Deux phases d'injection de CO2 à plus de 400 m de profondeur
En 2014, l’Islande a généré 28,9% de son électricité grâce à la géothermie(3), en complément de l’hydroélectricité. Cette exploitation de la chaleur terrestre « renouvelable » n'est pas tout à fait « décarbonée » puisqu'elle s'accompagne de remontées de gaz volcaniques comme le dioxyde de carbone (CO2) et le sulfure d’hydrogène (H2S).
Le projet pilote baptisé « CarbFix », réunissant des chercheurs islandais et américains, a débuté en 2007 sur le site de la centrale géothermique de Hellisheidi, la plus importante d'Islande (avec 303 MW de puissance électrique), afin de tester une nouvelle technique de stockage du CO2 en profondeur(4).
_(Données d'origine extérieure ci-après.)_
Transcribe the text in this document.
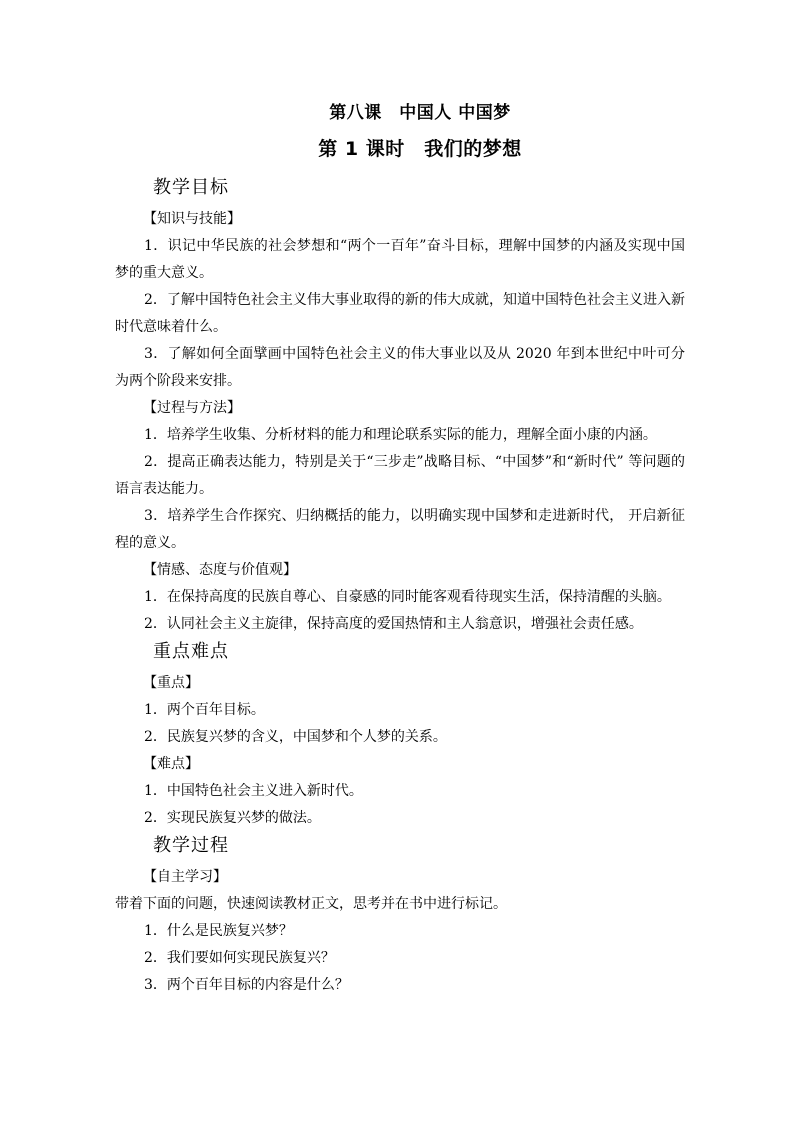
第八课　中国人 中国梦
第 1 课时　我们的梦想
教学目标
【知识与技能】

1．识记中华民族的社会梦想和“两个一百年”奋斗目标，理解中国梦的内涵及实现中国梦的重大意义。

2．了解中国特色社会主义伟大事业取得的新的伟大成就，知道中国特色社会主义进入新时代意味着什么。

3．了解如何全面擘画中国特色社会主义的伟大事业以及从 2020 年到本世纪中叶可分为两个阶段来安排。

【过程与方法】

1．培养学生收集、分析材料的能力和理论联系实际的能力，理解全面小康的内涵。

2．提高正确表达能力，特别是关于“三步走”战略目标、“中国梦”和“新时代” 等问题的语言表达能力。

3．培养学生合作探究、归纳概括的能力，以明确实现中国梦和走进新时代， 开启新征程的意义。

【情感、态度与价值观】

1．在保持高度的民族自尊心、自豪感的同时能客观看待现实生活，保持清醒的头脑。

2．认同社会主义主旋律，保持高度的爱国热情和主人翁意识，增强社会责任感。

重点难点
【重点】

1．两个百年目标。

2．民族复兴梦的含义，中国梦和个人梦的关系。

【难点】

1．中国特色社会主义进入新时代。

2．实现民族复兴梦的做法。

教学过程
【自主学习】

带着下面的问题，快速阅读教材正文，思考并在书中进行标记。

1．什么是民族复兴梦？

2．我们要如何实现民族复兴？

3．两个百年目标的内容是什么？
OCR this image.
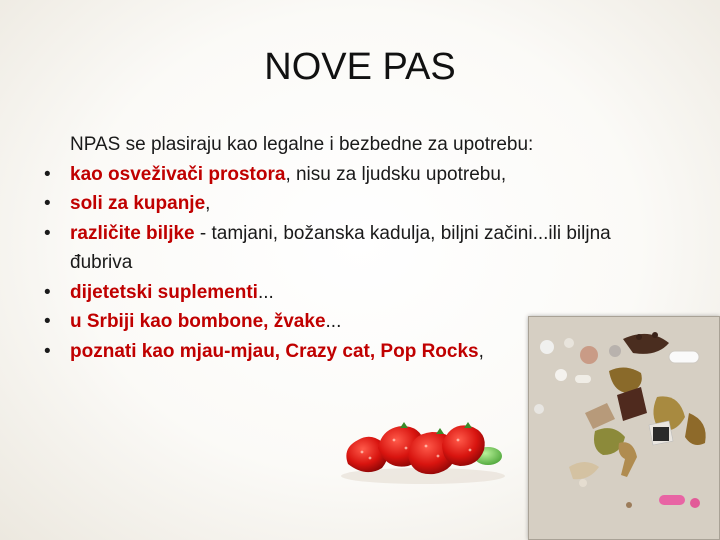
NOVE PAS
NPAS se plasiraju kao legalne i bezbedne za upotrebu:
• kao osveživači prostora, nisu za ljudsku upotrebu,
• soli za kupanje,
• različite biljke - tamjani, božanska kadulja, biljni začini...ili biljna đubriva
• dijetetski suplementi...
• u Srbiji kao bombone, žvake...
• poznati kao mjau-mjau, Crazy cat, Pop Rocks,
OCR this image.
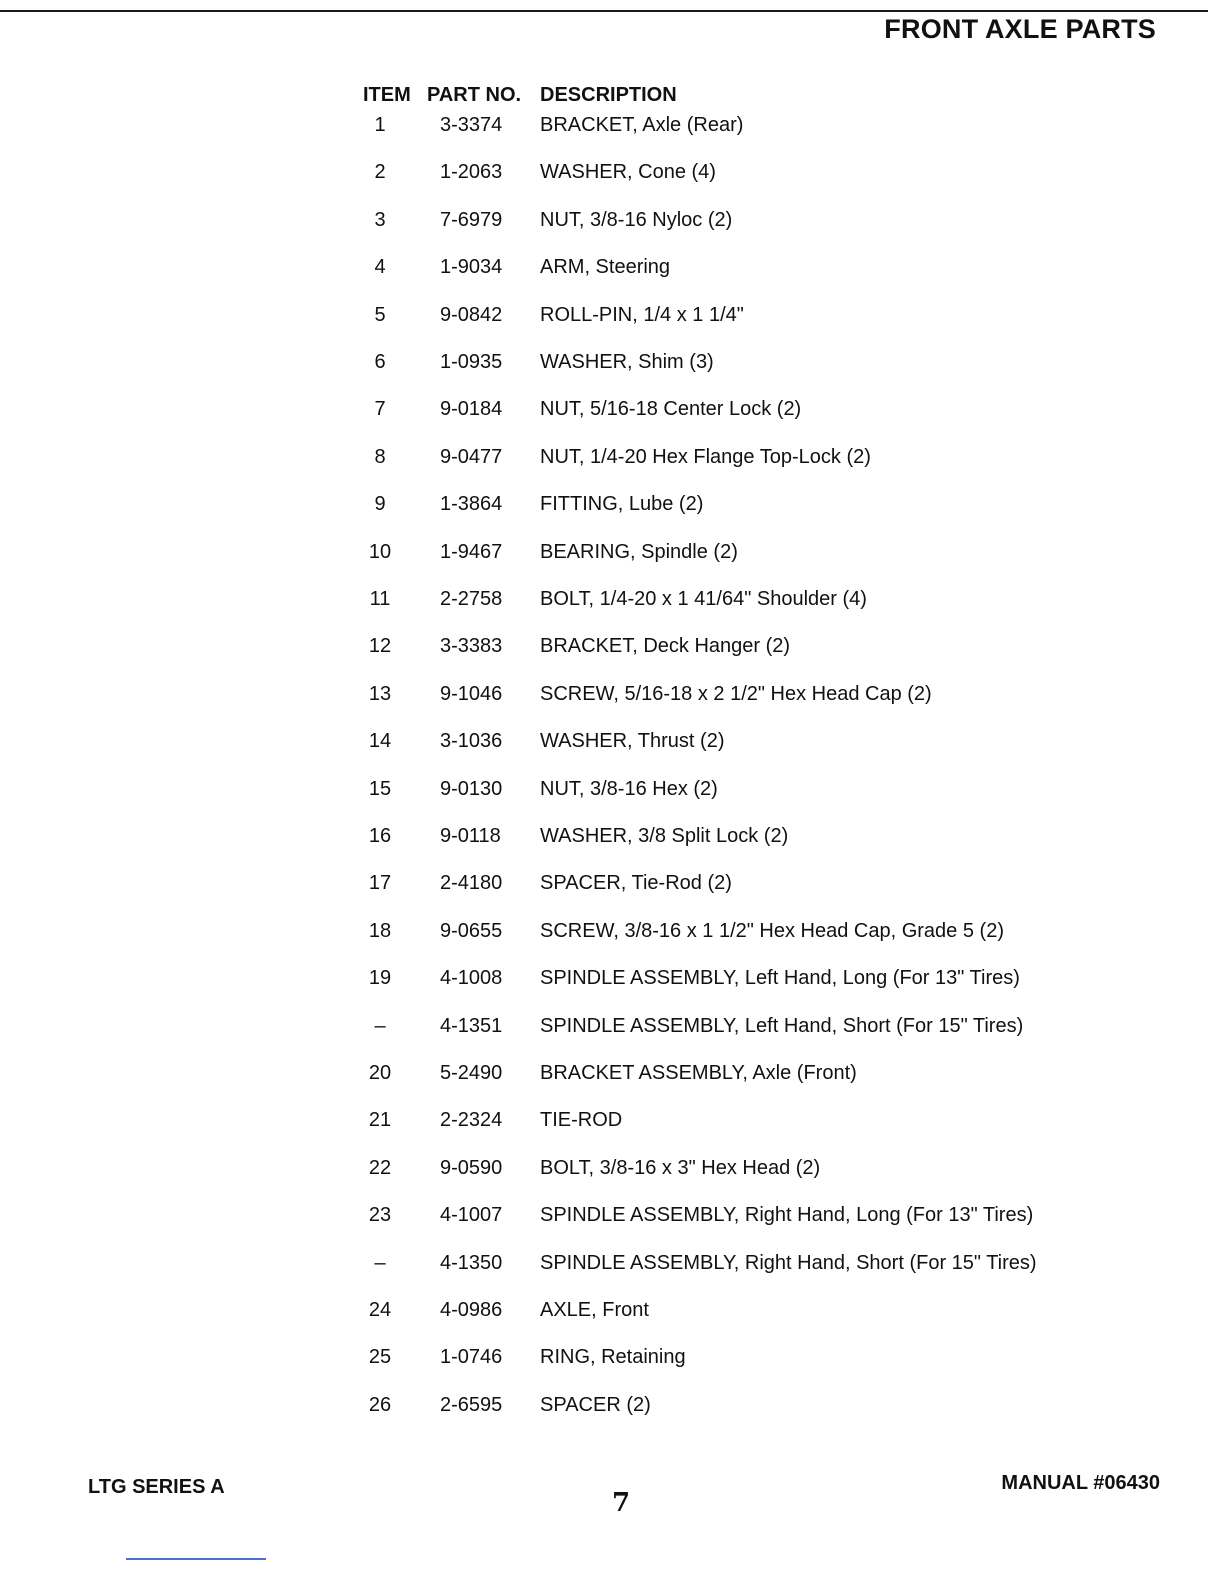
FRONT AXLE PARTS
ITEM PART NO. DESCRIPTION
1	3-3374 BRACKET, Axle (Rear)
2	1-2063 WASHER, Cone (4)
3	7-6979 NUT, 3/8-16 Nyloc (2)
4	1-9034 ARM, Steering
5	9-0842 ROLL-PIN, 1/4 x 1 1/4"
6	1-0935 WASHER, Shim (3)
7	9-0184 NUT, 5/16-18 Center Lock (2)
8	9-0477 NUT, 1/4-20 Hex Flange Top-Lock (2)
9	1-3864 FITTING, Lube (2)
10	1-9467 BEARING, Spindle (2)
11	2-2758 BOLT, 1/4-20 x 1 41/64" Shoulder (4)
12	3-3383 BRACKET, Deck Hanger (2)
13	9-1046 SCREW, 5/16-18 x 2 1/2" Hex Head Cap (2)
14	3-1036 WASHER, Thrust (2)
15	9-0130 NUT, 3/8-16 Hex (2)
16	9-0118 WASHER, 3/8 Split Lock (2)
17	2-4180 SPACER, Tie-Rod (2)
18	9-0655 SCREW, 3/8-16 x 1 1/2" Hex Head Cap, Grade 5 (2)
19	4-1008 SPINDLE ASSEMBLY, Left Hand, Long (For 13" Tires)
–	4-1351 SPINDLE ASSEMBLY, Left Hand, Short (For 15" Tires)
20	5-2490 BRACKET ASSEMBLY, Axle (Front)
21	2-2324 TIE-ROD
22	9-0590 BOLT, 3/8-16 x 3" Hex Head (2)
23	4-1007 SPINDLE ASSEMBLY, Right Hand, Long (For 13" Tires)
–	4-1350 SPINDLE ASSEMBLY, Right Hand, Short (For 15" Tires)
24	4-0986 AXLE, Front
25	1-0746 RING, Retaining
26	2-6595 SPACER (2)
LTG SERIES A
7
MANUAL #06430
Ce projet a consisté en 2 phases d’injection de CO2 dans le sous-sol volcanique : l’une entre janvier et mars 2012 portant sur 175 tonnes de CO2 « pur » et une autre entre juin et août 2012 portant sur 73 tonnes d’un mélange de CO2 et de sulfure d’hydrogène(5). Les scientifiques du projet ont dissous ces gaz pour les réinjecter dans le basalte volcanique poreux du sous-sol, au sein de formations recouvertes par des hyaloclastites, roches volcaniques à faible perméabilité, comprises entre 400 m et 800 m de profondeur.
Le dioxyde de carbone transformé « en pierre »
Au contact de l’eau et de basalte riche en calcium, en fer et en magnésium(6), le CO2 subit une réaction chimique et se minéralise par carbonatation. Il prend alors la forme de minéraux crayeux qui sont considérés comme « stables » par les chercheurs, ce qui permet d'éviter selon ces derniers les risques de fuite du CO2 par les fractures des formations où il est stocké.
Cette réaction chimique était déjà connue mais sa durée était estimée dans des précédentes études en centaines, voire en milliers d’années. Or l’expérience de Hellisheidi a démontré que 80% du CO2 s’était solidifié au contact du basalte en 1 an et plus de 95% en moins de 2 ans, dans des conditions de température comprises entre 20°C et 50°C.
Les scientifiques du projet estiment ainsi que d’importantes quantités de CO2 pourraient être stockées rapidement et sans risque avec ce procédé. Ils envisagent notamment que ce dernier soit utilisé pour stocker le dioxyde de carbone émis par des centrales à charbon situées dans certaines zones basaltiques (par exemple sur la côte pacifique du nord-ouest des États-Unis).
Un nouvel élan pour le stockage du CO2 ?
Selon le GIEC, l’objectif central de la COP21, à savoir contenir le réchauffement climatique en deçà de 2°C d’ici à la fin du XXIe siècle(7), ne pourra probablement pas être atteint sans un développement à grande échelle des dispositifs de capture et de stockage du CO2. Or, on compte seulement une quinzaine de projets de « CCS » à l’heure actuelle.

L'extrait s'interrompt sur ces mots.